16 April 2025
by Sarah Morgan

Study says EU Extended Producer Responsibility legislation is insufficient

The schemes are reportedly failing on circularity and strategic autonomy, new study reveals.

Zero Waste Europe is critical of the EPR scheme as it stands © Stokkete/Shutterstock

Zero Waste Europe’s study Designing EPR to Foster the EU’s Competitiveness and Strategic Autonomy analyses 30 years of EPR implementation and proposes a comprehensive framework to transform EPR systems into catalysts for the circular economy transition.

The report also suggests EPR fees are insufficient to significantly influence product design.

Zero Waste Europe (ZWE) is the European network of communities, local leaders, experts and change agents working towards a better use of resources and the elimination of waste in our society.

Issues with transparency of EPR schemes have been highlighted by its network in in Spain and Bulgaria.

Zero Waste Europe suggests EPR must evolve from a waste management financing mechanism to a catalyst for a systemic shift toward resource efficiency and circularity.
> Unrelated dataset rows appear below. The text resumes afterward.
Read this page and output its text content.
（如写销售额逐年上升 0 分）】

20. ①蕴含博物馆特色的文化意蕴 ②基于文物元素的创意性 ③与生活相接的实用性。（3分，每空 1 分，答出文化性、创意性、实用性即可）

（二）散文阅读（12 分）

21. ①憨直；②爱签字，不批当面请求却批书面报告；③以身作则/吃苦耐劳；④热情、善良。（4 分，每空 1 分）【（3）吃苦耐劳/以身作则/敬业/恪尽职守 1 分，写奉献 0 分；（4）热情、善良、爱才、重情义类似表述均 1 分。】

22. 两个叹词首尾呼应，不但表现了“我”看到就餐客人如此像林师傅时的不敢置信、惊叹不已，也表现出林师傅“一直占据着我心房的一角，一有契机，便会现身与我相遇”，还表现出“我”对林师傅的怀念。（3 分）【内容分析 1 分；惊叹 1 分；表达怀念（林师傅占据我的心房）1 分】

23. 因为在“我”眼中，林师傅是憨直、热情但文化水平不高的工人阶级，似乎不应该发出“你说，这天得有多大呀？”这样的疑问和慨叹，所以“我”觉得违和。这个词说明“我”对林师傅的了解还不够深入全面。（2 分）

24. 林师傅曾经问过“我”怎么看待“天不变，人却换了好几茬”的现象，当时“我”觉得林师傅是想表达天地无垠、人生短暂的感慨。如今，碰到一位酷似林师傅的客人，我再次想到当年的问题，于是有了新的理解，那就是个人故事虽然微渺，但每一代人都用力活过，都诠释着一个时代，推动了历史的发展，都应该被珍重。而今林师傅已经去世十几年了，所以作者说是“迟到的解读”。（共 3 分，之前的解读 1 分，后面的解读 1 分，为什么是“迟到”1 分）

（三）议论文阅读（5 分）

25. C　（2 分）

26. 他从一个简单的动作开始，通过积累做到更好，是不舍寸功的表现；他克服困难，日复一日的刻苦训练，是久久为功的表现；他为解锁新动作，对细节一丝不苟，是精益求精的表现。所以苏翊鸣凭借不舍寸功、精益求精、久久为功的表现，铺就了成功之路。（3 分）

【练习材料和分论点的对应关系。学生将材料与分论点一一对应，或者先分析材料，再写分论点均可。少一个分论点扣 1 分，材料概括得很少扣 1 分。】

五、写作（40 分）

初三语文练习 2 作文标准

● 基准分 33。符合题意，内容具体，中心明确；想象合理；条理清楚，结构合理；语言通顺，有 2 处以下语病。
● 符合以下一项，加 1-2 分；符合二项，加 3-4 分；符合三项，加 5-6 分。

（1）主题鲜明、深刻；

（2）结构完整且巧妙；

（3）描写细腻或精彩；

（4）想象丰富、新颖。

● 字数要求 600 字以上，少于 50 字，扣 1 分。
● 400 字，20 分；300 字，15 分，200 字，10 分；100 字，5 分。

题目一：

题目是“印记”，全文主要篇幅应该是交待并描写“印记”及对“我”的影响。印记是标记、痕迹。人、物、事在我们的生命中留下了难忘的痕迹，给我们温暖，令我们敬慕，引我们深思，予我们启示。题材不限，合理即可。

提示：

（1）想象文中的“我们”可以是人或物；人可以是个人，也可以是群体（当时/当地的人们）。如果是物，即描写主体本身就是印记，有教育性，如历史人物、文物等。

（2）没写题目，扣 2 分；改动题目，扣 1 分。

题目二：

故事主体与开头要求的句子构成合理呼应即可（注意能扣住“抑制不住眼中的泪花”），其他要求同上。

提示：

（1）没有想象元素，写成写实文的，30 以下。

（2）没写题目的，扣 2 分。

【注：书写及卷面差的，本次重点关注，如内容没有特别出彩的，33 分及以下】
The report lays out a two-pillar plan to unlock EPR’s full potential.

  • The first pillar focuses on system optimisation, calling for harmonised rules across Member States, greater transparency, the creation of a central registry of producers, and the establishment of a European EPR oversight body to reduce administrative burden, tackle free-riding, and support a functioning single market for producer responsibility.
  • The second pillar positions EPR as a circular economy enabler, arguing that EPR fees must go beyond cost-coverage to actively finance waste prevention, reuse, and repair, through dedicated repair funds, reuse infrastructure, and supportive policy measures.
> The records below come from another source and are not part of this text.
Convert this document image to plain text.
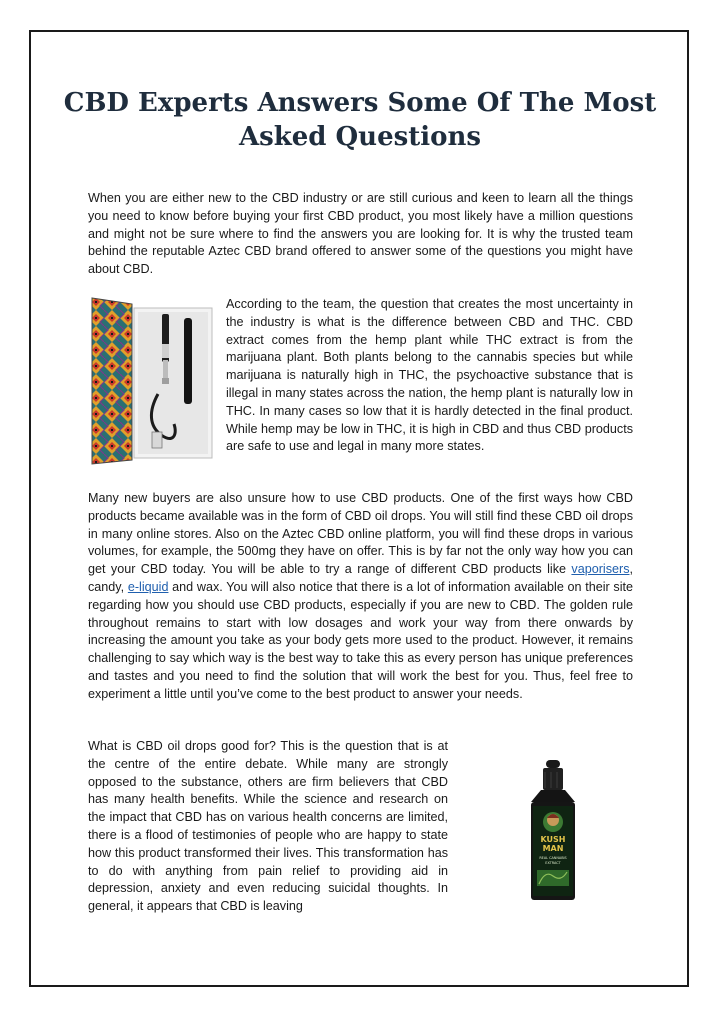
CBD Experts Answers Some Of The Most Asked Questions

When you are either new to the CBD industry or are still curious and keen to learn all the things you need to know before buying your first CBD product, you most likely have a million questions and might not be sure where to find the answers you are looking for. It is why the trusted team behind the reputable Aztec CBD brand offered to answer some of the questions you might have about CBD.

According to the team, the question that creates the most uncertainty in the industry is what is the difference between CBD and THC. CBD extract comes from the hemp plant while THC extract is from the marijuana plant. Both plants belong to the cannabis species but while marijuana is naturally high in THC, the psychoactive substance that is illegal in many states across the nation, the hemp plant is naturally low in THC. In many cases so low that it is hardly detected in the final product. While hemp may be low in THC, it is high in CBD and thus CBD products are safe to use and legal in many more states.

Many new buyers are also unsure how to use CBD products. One of the first ways how CBD products became available was in the form of CBD oil drops. You will still find these CBD oil drops in many online stores. Also on the Aztec CBD online platform, you will find these drops in various volumes, for example, the 500mg they have on offer. This is by far not the only way how you can get your CBD today. You will be able to try a range of different CBD products like vaporisers, candy, e-liquid and wax. You will also notice that there is a lot of information available on their site regarding how you should use CBD products, especially if you are new to CBD. The golden rule throughout remains to start with low dosages and work your way from there onwards by increasing the amount you take as your body gets more used to the product. However, it remains challenging to say which way is the best way to take this as every person has unique preferences and tastes and you need to find the solution that will work the best for you. Thus, feel free to experiment a little until you’ve come to the best product to answer your needs.

What is CBD oil drops good for? This is the question that is at the centre of the entire debate. While many are strongly opposed to the substance, others are firm believers that CBD has many health benefits. While the science and research on the impact that CBD has on various health concerns are limited, there is a flood of testimonies of people who are happy to state how this product transformed their lives. This transformation has to do with anything from pain relief to providing aid in depression, anxiety and even reducing suicidal thoughts. In general, it appears that CBD is leaving

KUSH
MAN
REAL CANNABIS
EXTRACT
The report’s author and Founder of Zero Waste Europe, Joan Marc Simon, says, ‘We observe what we call the EPR paradox; the systems that were designed to solve a waste problem end up becoming institutional barriers to circularity. We need to go back to the original policy principle of EPR which makes producers responsible for the whole lifecycle of the product, not only the end-of-life.’

The full report Designing EPR to Foster the EU’s Competitiveness and Strategic Autonomy is available online.